Çocuğu ilgilendiren tüm alanlarda öncelik, çocuğun yüksek yararıdır. Amaç, çocuk istismarının önlenmesi olmalıdır. Bu nedenle, çocuk istismarının hiçbir mazereti veya gerekçesi olamaz. Çocuk istismarı konusunda tüm toplum ve çocuklar bilinçlendirilmeli, çocuklarla çalışan kişi ve kurumlar sıkı ve düzenli bir şekilde denetlenmelidir. Alanda çalışan kurumların düşünce ve inanç ayrımı yapılmaksızın uzmanlar tarafından objektif olarak denetlenmesi zorunludur. Çocuklarla çalışan kişilerin çocuklara zarar verip vermediği önceden araştırılmalı, çocuklar için uzmanlar çalıştırılmalı, sivil toplum kuruluşları ve meslek kuruluşlarına bağımsız denetimler yaptırılmalıdır. Mağdurların tedavi ve destek hizmetleri ile sorunlu alanların tespiti için raporlama ve izlemenin önemini de vurgulamak isteriz.
Kişilerin Yükümlülükleri
Karaman'daki olaylar dikkate alınarak failin sorumluluğu yanında kurumun tüm faaliyetlerini denetlemekle yükümlü kişilerin de yükümlülüklerini yerine getirip getirmediği konusunda gerekli soruşturma ve soruşturma yapılmalıdır. Adana Çocuk Hakları Komisyonu ve Barolar Arası Çocuk Hakları Birimleri Merkezi olarak Türkiye Büyük Millet Meclisi'nde çocuk komisyonu kurulması talebimizin aciliyeti ve gerekliliği, Türkiye Büyük Millet Meclisi'nde bu konuda yapılan tartışmalarda bir kez daha anlaşıldı. Yine bu olay, suçun asıl failinin yanı sıra çocuk istismarına karşı çıkmanın bir sosyal politika olarak benimsenmesi ve başta meclis olmak üzere devletin tüm kurumlarının akan kana karşı tavır alması gerektiğini bir kez daha göstermiştir. Kişi ya da kurum fark etmeksizin toplumun vicdan yarasıdır.

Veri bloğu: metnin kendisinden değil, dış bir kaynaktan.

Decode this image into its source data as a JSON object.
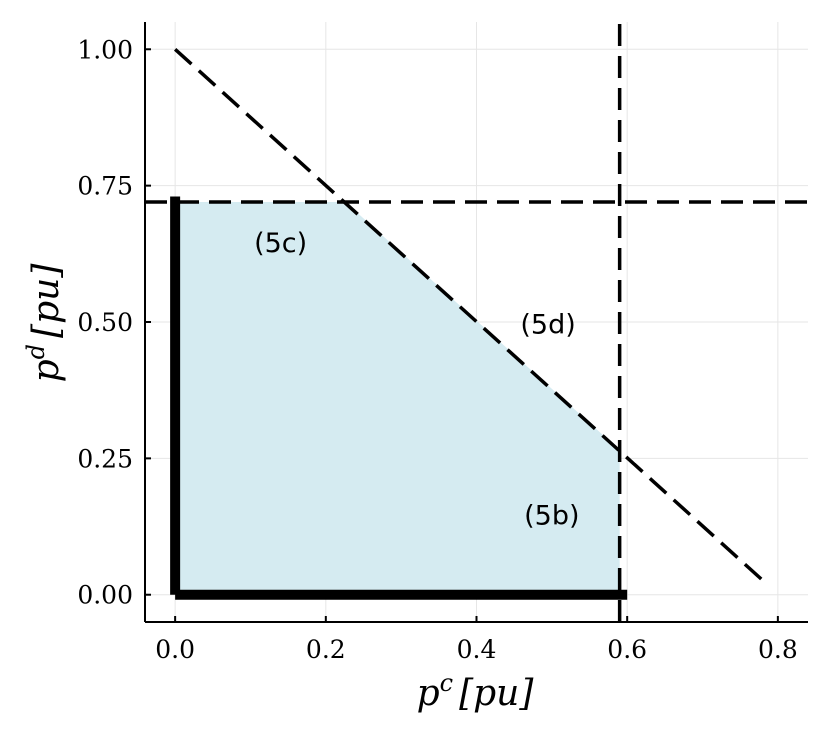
{
  "chart_data": {
    "type": "area",
    "title": "",
    "xlabel": {
      "base": "p",
      "sup": "c",
      "unit": "[pu]"
    },
    "ylabel": {
      "base": "p",
      "sup": "d",
      "unit": "[pu]"
    },
    "xlim": [
      -0.04,
      0.84
    ],
    "ylim": [
      -0.05,
      1.05
    ],
    "x_ticks": [
      {
        "value": 0.0,
        "label": "0.0"
      },
      {
        "value": 0.2,
        "label": "0.2"
      },
      {
        "value": 0.4,
        "label": "0.4"
      },
      {
        "value": 0.6,
        "label": "0.6"
      },
      {
        "value": 0.8,
        "label": "0.8"
      }
    ],
    "y_ticks": [
      {
        "value": 0.0,
        "label": "0.00"
      },
      {
        "value": 0.25,
        "label": "0.25"
      },
      {
        "value": 0.5,
        "label": "0.50"
      },
      {
        "value": 0.75,
        "label": "0.75"
      },
      {
        "value": 1.0,
        "label": "1.00"
      }
    ],
    "grid": true,
    "region": {
      "fill": "#d5ebf1",
      "points": [
        [
          0,
          0
        ],
        [
          0,
          0.72
        ],
        [
          0.226,
          0.72
        ],
        [
          0.59,
          0.265
        ],
        [
          0.59,
          0
        ]
      ]
    },
    "constraint_lines": [
      {
        "id": "5b",
        "type": "vertical",
        "x": 0.59,
        "y_range": [
          -0.05,
          1.05
        ]
      },
      {
        "id": "5c",
        "type": "horizontal",
        "y": 0.72,
        "x_range": [
          -0.04,
          0.84
        ]
      },
      {
        "id": "5d",
        "type": "segment",
        "points": [
          [
            0,
            1.0
          ],
          [
            0.785,
            0.02
          ]
        ]
      }
    ],
    "boundary_lines": [
      {
        "points": [
          [
            0,
            0
          ],
          [
            0,
            0.73
          ]
        ]
      },
      {
        "points": [
          [
            0,
            0
          ],
          [
            0.6,
            0
          ]
        ]
      }
    ],
    "annotations": [
      {
        "text": "(5c)",
        "x": 0.14,
        "y": 0.645
      },
      {
        "text": "(5d)",
        "x": 0.495,
        "y": 0.495
      },
      {
        "text": "(5b)",
        "x": 0.5,
        "y": 0.145
      }
    ]
  }
}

Adana Barosu ve tüm Barolar olarak çocuk istismarına ilişkin sorumluluklarını yerine getirmeyen, bakım ve yükümlülüklerine aykırı hareket eden, düşünce ve inanç ayrımı yapan her türlü düşünce, uygulama ve kararlara karşı çıkacağımızı ve karşı çıkacağımızı beyan ederiz.
Adana Barosu Çocuk Hakları Komisyonu: Avukat Hatice Canhilal
Bu İçeriğe Tepkiniz Nedir?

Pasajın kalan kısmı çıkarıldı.